In the above embodiment, expansion chambers 27 and 28 are provided on the upstream and downstream sides of the supercharger 20, respectively, so as to provide a dynamic effect on both the suction side and the discharge side of the supercharger 20 in the high-speed range. However, one of the enlarged chambers 27 and 28 may be omitted to provide a dynamic effect only on either the suction side or the discharge side of the supercharger 20 in the high-speed range. . Further, in the above embodiment, the case is shown in which the engine is applied to a partially supercharged type engine in which a supercharging passage 13 is provided separately from the main intake passage 12, but a full supercharging type engine having a supercharger in a single intake passage is shown.
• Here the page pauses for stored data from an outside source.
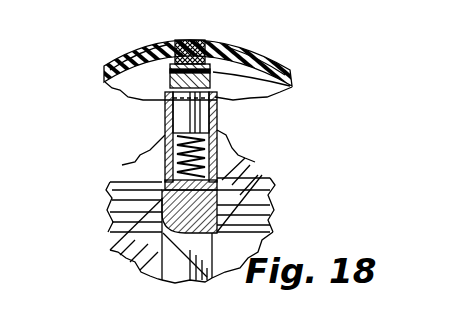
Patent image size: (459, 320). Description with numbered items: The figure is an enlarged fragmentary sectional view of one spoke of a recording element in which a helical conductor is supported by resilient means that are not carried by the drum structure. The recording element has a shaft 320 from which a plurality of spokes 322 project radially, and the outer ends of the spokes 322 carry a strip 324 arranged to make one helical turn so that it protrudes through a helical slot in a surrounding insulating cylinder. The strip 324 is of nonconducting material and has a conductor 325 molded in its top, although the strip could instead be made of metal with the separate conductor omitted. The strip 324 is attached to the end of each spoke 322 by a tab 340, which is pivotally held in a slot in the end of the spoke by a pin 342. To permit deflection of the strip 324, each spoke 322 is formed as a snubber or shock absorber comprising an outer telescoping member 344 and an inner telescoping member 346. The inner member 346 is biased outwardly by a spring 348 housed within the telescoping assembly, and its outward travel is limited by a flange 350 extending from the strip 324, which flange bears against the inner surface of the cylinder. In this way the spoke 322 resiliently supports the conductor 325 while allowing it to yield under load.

The shaft 320 is at (110, 183).
The spokes 322 is at (158, 122).
The strip 324 is at (230, 24).
The conductor 325 is at (196, 43).
The tabs 340 is at (272, 66).
The pin 342 is at (238, 50).
The outer telescoping member 344 is at (216, 108).
The inner telescoping member 346 is at (164, 104).
The spring 348 is at (163, 158).
The flange 350 is at (123, 50).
The present invention can also be applied to a case where a positive displacement pump is used as a supercharger in a feed type engine.

(Effects of the Invention) As described above, the present invention provides that when a positive displacement pump is used for a supercharger, the compression wave generated by the supercharger is reversed in the expansion chamber in the high speed range of the engine, and the reversed wave is The length of the intake passage between the turbocharger and the expansion chamber is set so that it acts on the turbocharger at the end of suction or at the end of discharge, reducing the required supercharging in the engine's high-speed range. It is possible to reduce the capacity of the supercharger when trying to satisfy the above requirements, and it is also possible to reduce the load on the supercharger and drive loss in the high-speed range.

[Brief explanation of the drawing]

Fig. 1 is a schematic diagram showing an embodiment of the present invention, Fig. 2 is an explanatory diagram showing changes in suction port opening degree of the supercharger and fluctuations in suction side force, and Fig. 3 is a diagram showing the opening of the discharge port of the supercharger. FIG. 3 is an explanatory diagram showing changes in temperature and fluctuations in discharge side pressure. 1... Engine cylinder, 3... Combustion chamber, 20... Supercharger consisting of a positive displacement pump, 27, 28... Expansion chamber,
l ₁ , l ₂ ... Passage length between the turbocharger and the expansion chamber.

Claims (1)

[Claims] 1. In an engine in which a supercharger consisting of a positive displacement pump is provided in the middle of the intake passage and an enlarged chamber is provided in at least one of the intake passages upstream or downstream of the supercharger, the above-mentioned An intake passage between the supercharger and the expansion chamber so that the pressure wave generated by the turbocharger is reversed in the expansion chamber and this reversed wave acts on the turbocharger at the end of suction or the end of discharge of the supercharger. An intake system for a supercharged engine, characterized in that the length is set.